Don't be alarmed that your 4 month old isn't retrieve happy. Mine didn't go crazy about it till about a year old. This is not uncommon. At this point, keep it fun, and try your best not to "snatch it" from your dog to cause keep away. One of the best pieces of advise I have ever been told was to simply praise them and pet on them if they bring something back to you (as a pup). This will help eliminate keep away (because it is no longer a game) and enforce how fun fetch can be.


----------



## BROWNDOG (Nov 2, 2004)

As stated not to worrie YET, if the dog is around a year old and still has little desire to retrieve and work then you most likely have a nice pet on your hands. Some dogs mature at different stages, yes I like to see alot of desire at 8 weeks, and be fairly well along by the time there your pups age but that doesn't always happpen. Keep it fun, has the puppy been exposed to a live wing clipped pigion yet? If not I would try that. and when the puppy does finally start to retrieve stop while he/she still wants more. i would still be working on general OB at this time but not where it involves a retrieve, untill the puppy is wild about retrieving. And no the puppy is not ready to FF, we don't force fetch our dog to make them retrieve, we ff our dogs to accept pressure and learn how to deal with it, delivery to hand,and proper handling of birds, goes along with it, if I have to FF a dog to make it retrieve it's not worth the time. The time to FF a puppy is when there crazy about retrieving.

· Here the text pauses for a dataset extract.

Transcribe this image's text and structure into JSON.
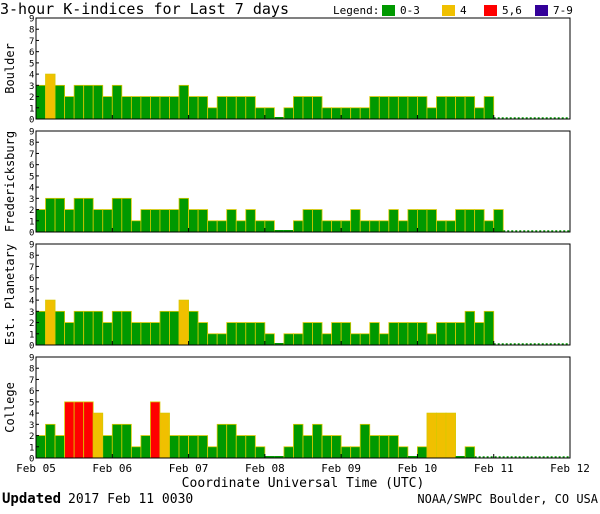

A very good ( the best) puppy program out there is by Bill Hillman " training a retriever puppy, best $100 you every will spend on a puppy.

Best of luck

Todd


----------



## Quincy (Jul 27, 2010)

Take the live clipped wing pigeon advice! I had similar issues/concerns with my lab as a pup last year..........got 3 pigeons, tossed em for him,....problem solved. You got her to retrieve birds, get her some birds.

Good Luck


----------



## dickera (Feb 24, 2012)

Thansk for the great advice i have got her on live birds and she has the drive to chase them but wont pick them up unless they are dead then she will retreive them. her drive is a little better but still not really strong, but she is using her nose a lot more.


----------



## Chaws (Oct 12, 2007)

Dogs all have noses, make this super easy, super high level of success. Hold onto the dog and hand throw the pigeon in the yard.


----------